My slurm script contains the following directives

#SBATCH --job-name=my_run
#SBATCH --output=my_run.o-%j
#SBATCH --error=my_run.e-%j

I understand that the @info statements are getting output to stderr and indeed when the run finally finishes I see the output in the my_run.e- file. But this doesn’t solve my problem as I’d like to see it during the run to check on how it is going.

From what I have read here and here it seems this is an issue with Slurm buffering. The buffer doesn’t get filled and so it waits till the end of the run to flush it, something like that (please correct me if I am wrong).

My first attempt to fix this issue followed the approach described here. I added the following function to my package and then call it before starting the main function.

logger = TeeLogger(
    MinLevelLogger(FileLogger(logfile), Logging.Debug),
    MinLevelLogger(ConsoleLogger(stderr, Logging.BelowMinLevel), Logging.Info)
)
global_logger(logger)

I understand that FileLogger is supposed to flush every time a message is written. That doesn’t appear to be the case though. The log file gets created but I never see anything show up until the end of the run. Also, it seems ConsoleLogger also does not automatically flush with each message (I didn’t see any kwargs described that might enable it to, did I miss one?).

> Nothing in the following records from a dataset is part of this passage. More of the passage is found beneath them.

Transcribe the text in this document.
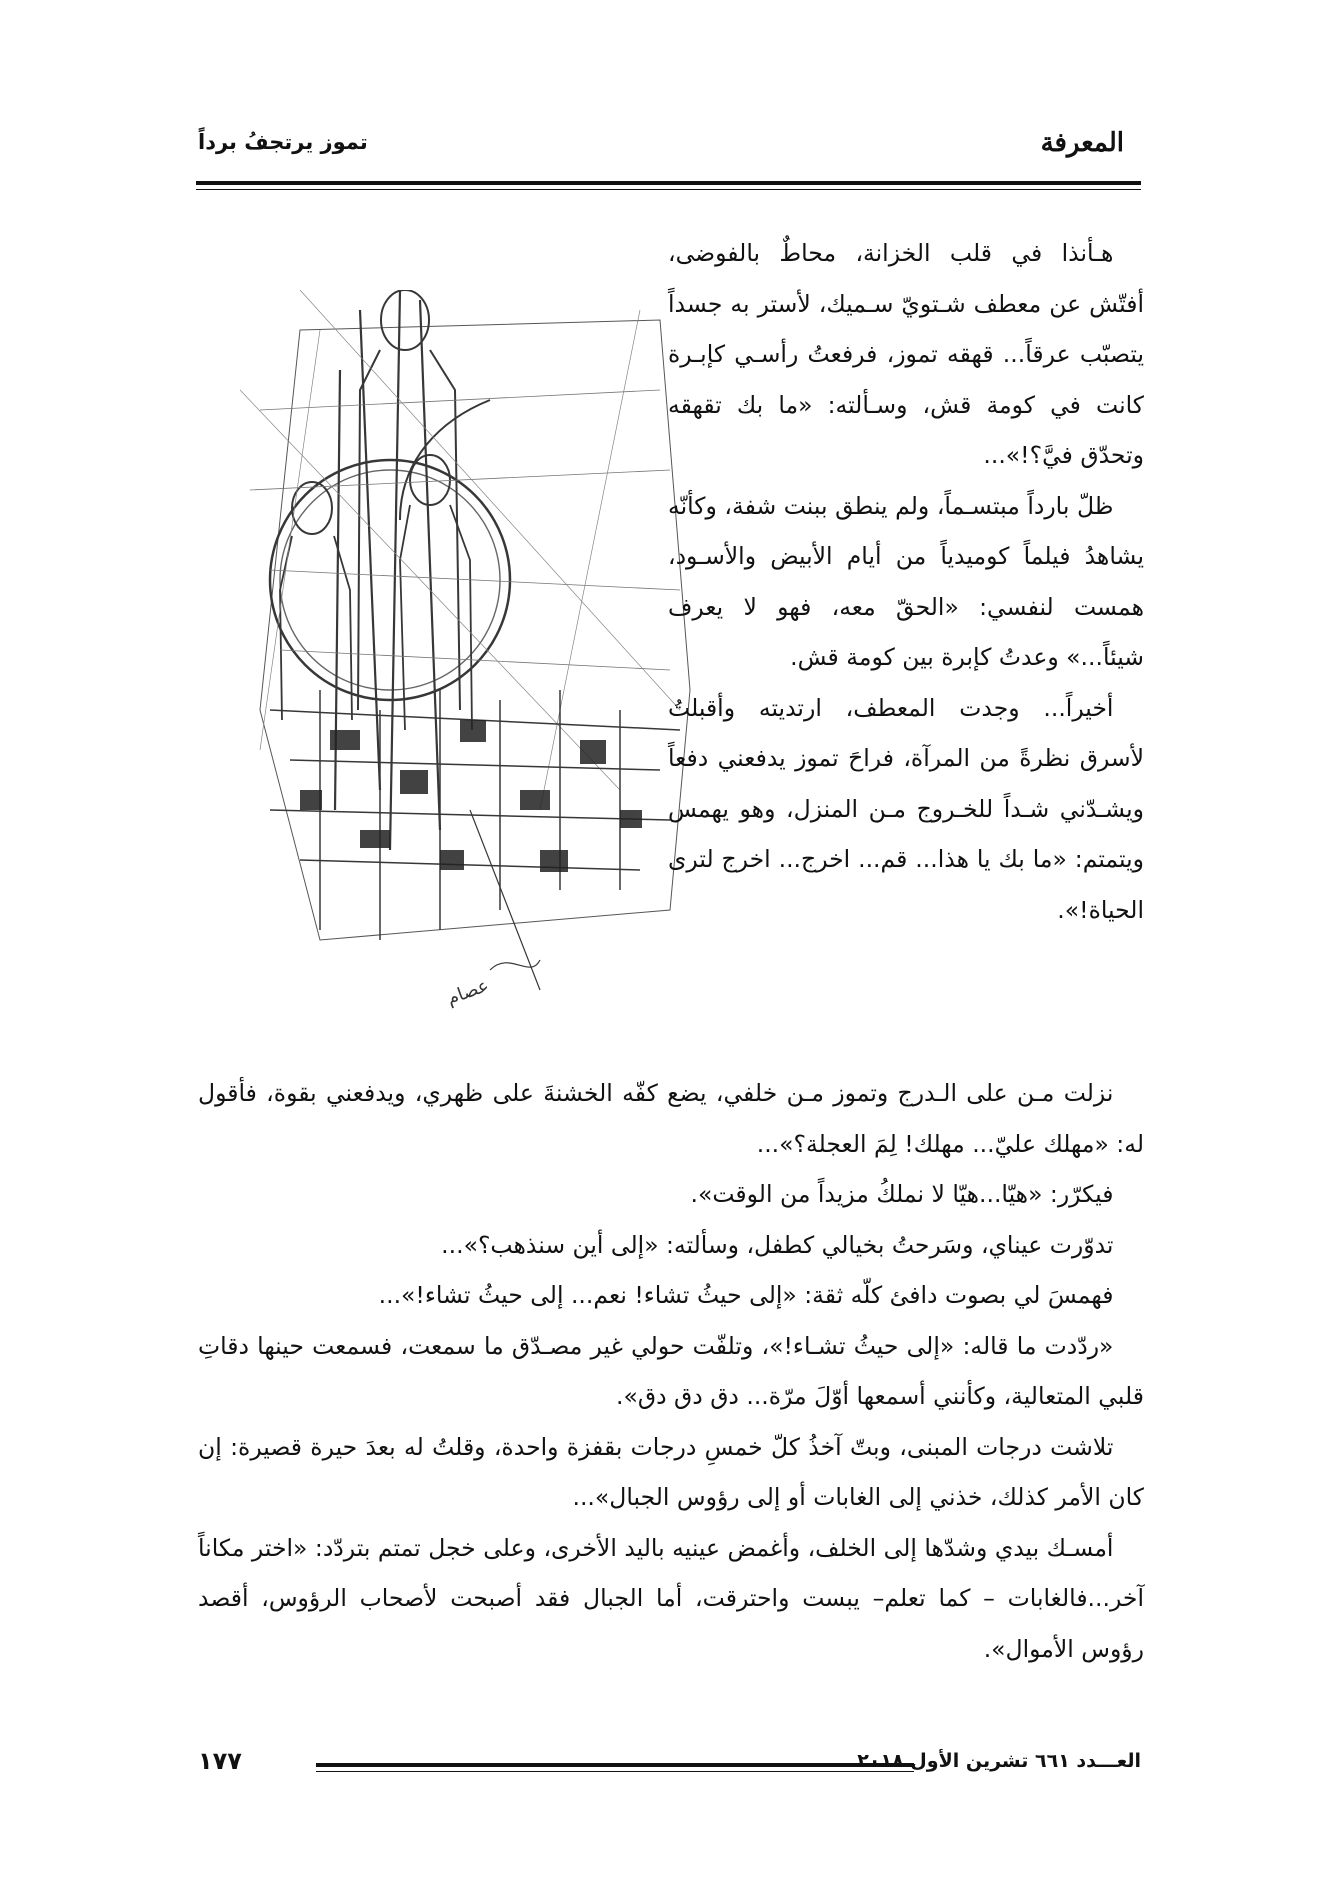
المعرفة
تموز يرتجفُ برداً
عصام

هـأنذا في قلب الخزانة، محاطٌ بالفوضى، أفتّش عن معطف شـتويّ سـميك، لأستر به جسداً يتصبّب عرقاً... قهقه تموز، فرفعتُ رأسـي كإبـرة كانت في كومة قش، وسـألته: «ما بك تقهقه وتحدّق فيَّ؟!»...

ظلّ بارداً مبتسـماً، ولم ينطق ببنت شفة، وكأنّه يشاهدُ فيلماً كوميدياً من أيام الأبيض والأسـود، همست لنفسي: «الحقّ معه، فهو لا يعرف شيئاً...» وعدتُ كإبرة بين كومة قش.

أخيراً... وجدت المعطف، ارتديته وأقبلتُ لأسرق نظرةً من المرآة، فراحَ تموز يدفعني دفعاً ويشـدّني شـداً للخـروج مـن المنزل، وهو يهمس ويتمتم: «ما بك يا هذا... قم... اخرج... اخرج لترى الحياة!».

نزلت مـن على الـدرج وتموز مـن خلفي، يضع كفّه الخشنةَ على ظهري، ويدفعني بقوة، فأقول له: «مهلك عليّ... مهلك! لِمَ العجلة؟»...

فيكرّر: «هيّا...هيّا لا نملكُ مزيداً من الوقت».

تدوّرت عيناي، وسَرحتُ بخيالي كطفل، وسألته: «إلى أين سنذهب؟»...

فهمسَ لي بصوت دافئ كلّه ثقة: «إلى حيثُ تشاء! نعم... إلى حيثُ تشاء!»...

«ردّدت ما قاله: «إلى حيثُ تشـاء!»، وتلفّت حولي غير مصـدّق ما سمعت، فسمعت حينها دقاتِ قلبي المتعالية، وكأنني أسمعها أوّلَ مرّة... دق دق دق».

تلاشت درجات المبنى، وبتّ آخذُ كلّ خمسِ درجات بقفزة واحدة، وقلتُ له بعدَ حيرة قصيرة: إن كان الأمر كذلك، خذني إلى الغابات أو إلى رؤوس الجبال»...

أمسـك بيدي وشدّها إلى الخلف، وأغمض عينيه باليد الأخرى، وعلى خجل تمتم بتردّد: «اختر مكاناً آخر...فالغابات – كما تعلم– يبست واحترقت، أما الجبال فقد أصبحت لأصحاب الرؤوس، أقصد رؤوس الأموال».

العـــدد ٦٦١ تشرين الأول ٢٠١٨
١٧٧
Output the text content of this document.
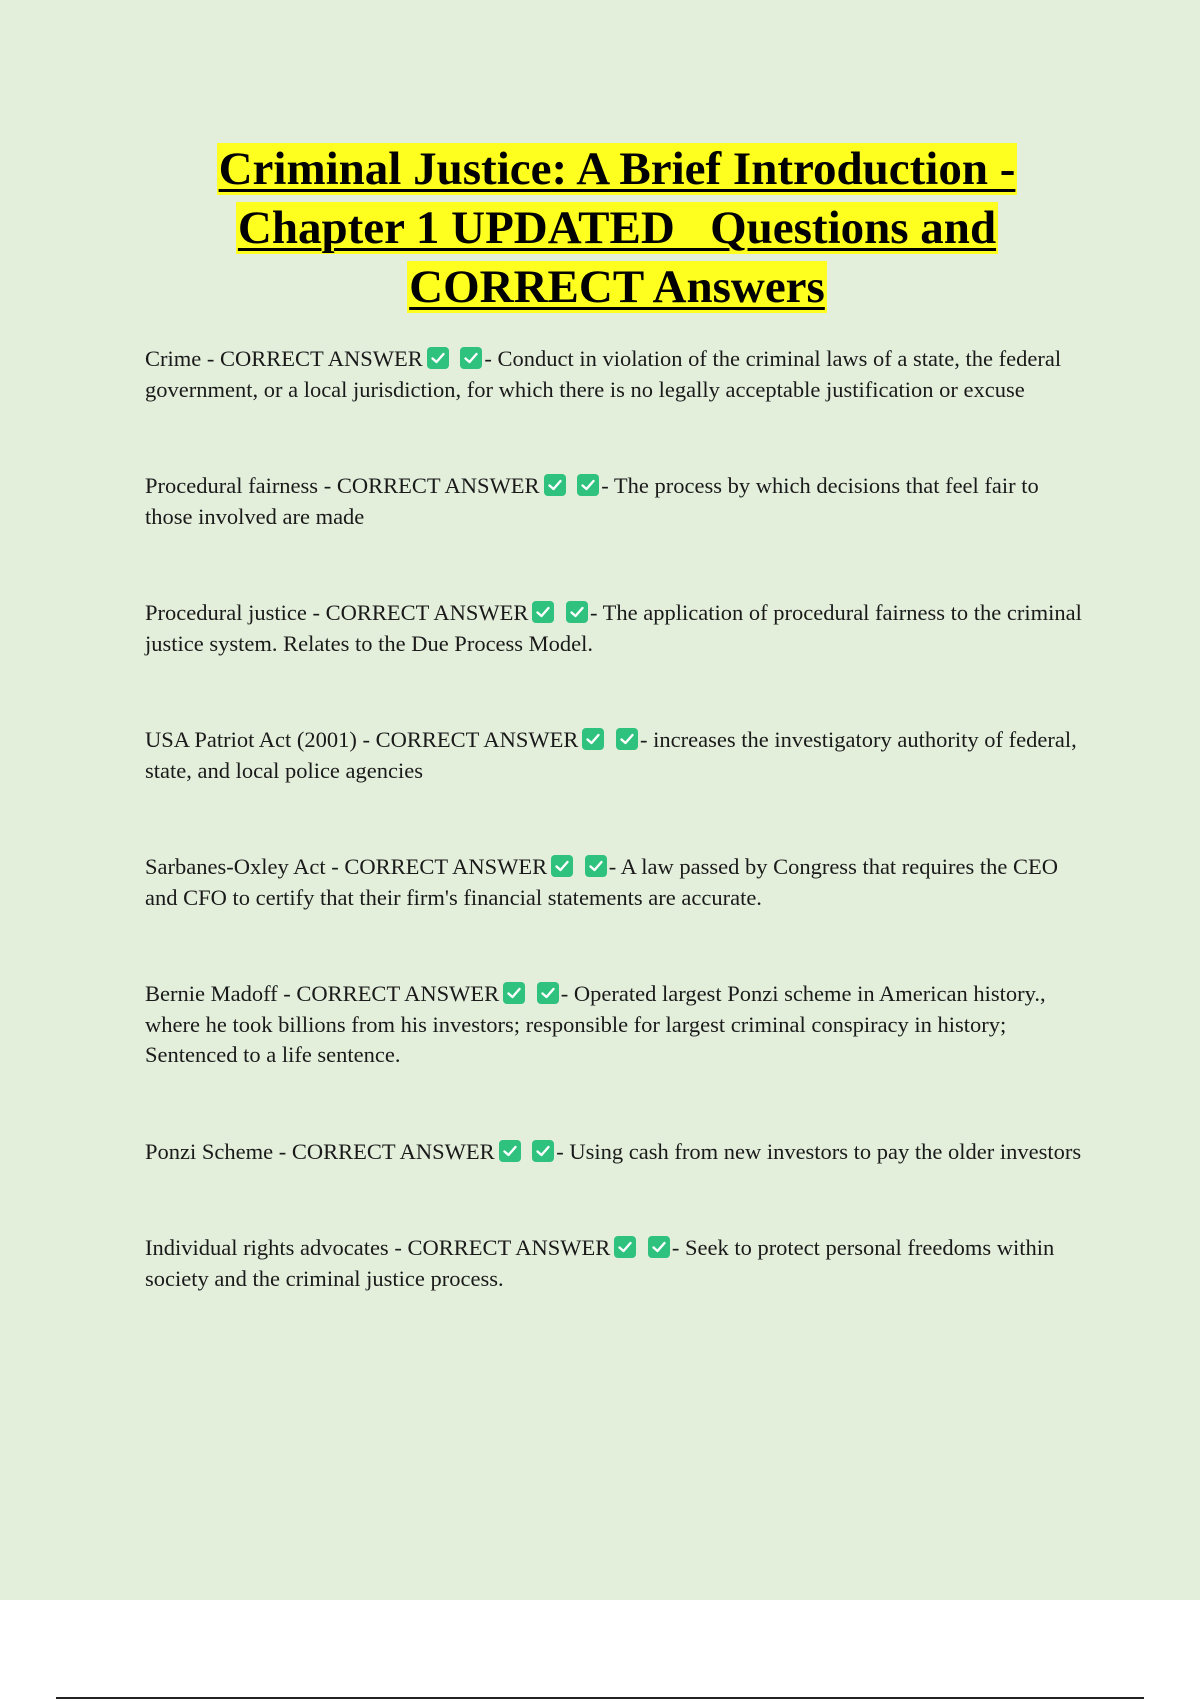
Criminal Justice: A Brief Introduction -
Chapter 1 UPDATED   Questions and
CORRECT Answers

Crime - CORRECT ANSWER
	- Conduct in violation of the criminal laws of a state, the federal government, or a local jurisdiction, for which there is no legally acceptable justification or excuse

Procedural fairness - CORRECT ANSWER
	- The process by which decisions that feel fair to those involved are made

Procedural justice - CORRECT ANSWER
	- The application of procedural fairness to the criminal justice system. Relates to the Due Process Model.

USA Patriot Act (2001) - CORRECT ANSWER
	- increases the investigatory authority of federal, state, and local police agencies

Sarbanes-Oxley Act - CORRECT ANSWER
	- A law passed by Congress that requires the CEO and CFO to certify that their firm's financial statements are accurate.

Bernie Madoff - CORRECT ANSWER
	- Operated largest Ponzi scheme in American history., where he took billions from his investors; responsible for largest criminal conspiracy in history; Sentenced to a life sentence.

Ponzi Scheme - CORRECT ANSWER
	- Using cash from new investors to pay the older investors

Individual rights advocates - CORRECT ANSWER
	- Seek to protect personal freedoms within society and the criminal justice process.
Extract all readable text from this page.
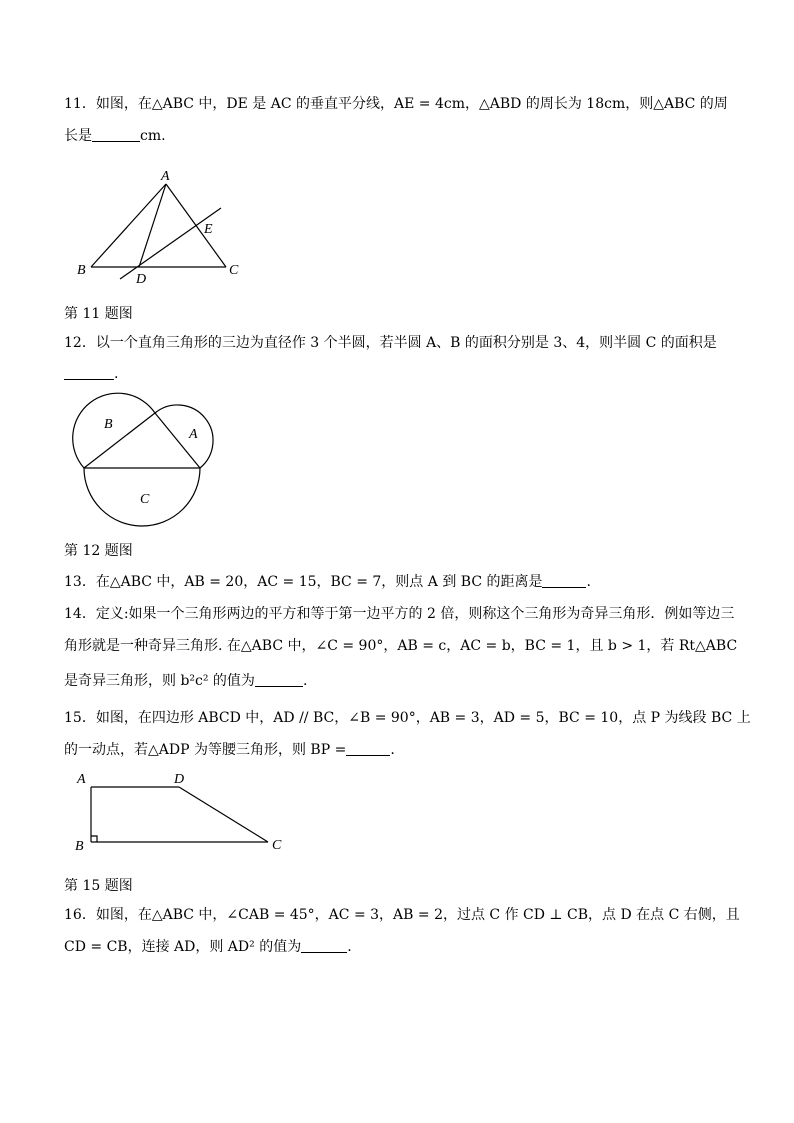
11．如图，在△ABC 中，DE 是 AC 的垂直平分线，AE = 4cm，△ABD 的周长为 18cm，则△ABC 的周
长是	cm.
A
B	C
D
E
第 11 题图
12．以一个直角三角形的三边为直径作 3 个半圆，若半圆 A、B 的面积分别是 3、4，则半圆 C 的面积是
.
B
A
C
第 12 题图
13．在△ABC 中，AB = 20，AC = 15，BC = 7，则点 A 到 BC 的距离是	.
14．定义:如果一个三角形两边的平方和等于第一边平方的 2 倍，则称这个三角形为奇异三角形．例如等边三
角形就是一种奇异三角形. 在△ABC 中，∠C = 90°，AB = c，AC = b，BC = 1，且 b > 1，若 Rt△ABC
是奇异三角形，则 b²c² 的值为	.
15．如图，在四边形 ABCD 中，AD // BC，∠B = 90°，AB = 3，AD = 5，BC = 10，点 P 为线段 BC 上
的一动点，若△ADP 为等腰三角形，则 BP =	.
A	D
B	C
第 15 题图
16．如图，在△ABC 中，∠CAB = 45°，AC = 3，AB = 2，过点 C 作 CD ⊥ CB，点 D 在点 C 右侧，且
CD = CB，连接 AD，则 AD² 的值为	.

I also tried what was described here and submitted my run as follows

stdbuf -i0 -o0 -e0 sbatch myrun.slurm

But that didn’t make a difference either.

Finally, what did work was after every @info I added a flush(stderr) and now finally it writes to the my_run.e- file in real time. I’m a bit disappointed though as adding that after every single @info is cumbersome. Is that really the best way to do this? Or is there a better/smarter way to make it so every single @info automatically is flushed?

Another alternative I could define my own function I guess that does the following and then replace all the @info calls.

function print_info(msg)
@info "My run info is %s" msg
flush(stderr)
end

I think I got this resolved.

Instead of ConsoleLogger I switched to FormatLogger from LoggingExtras.jl. Once I did that, I started getting real time updates during the slurm job run.

Also regarding FileLogger, I must have been being impatient because I ran it again a bit ago and started getting messages sent to the log file in real time as well.

4 Likes

That is a good tip. Maybe it could be documented somewhere in ClusterManagers.jl

As an aside, this is a pretty common finding in HPC. If you use PBSPro I think you need to look for job ‘peeking’

I use a separate log file that I open and write to using println and it outputs immediately. It is cumbersome to use. Maybe I should look into a logging package.

@tbeason This is a function of your cluster filesystem setup. The file is being written by the first compute host allocated to you. I guess you are writing to a shared filesystem.

With PBS you can define rules for how the output files are copied back to main/shared storage. In the jargon this is ‘staging’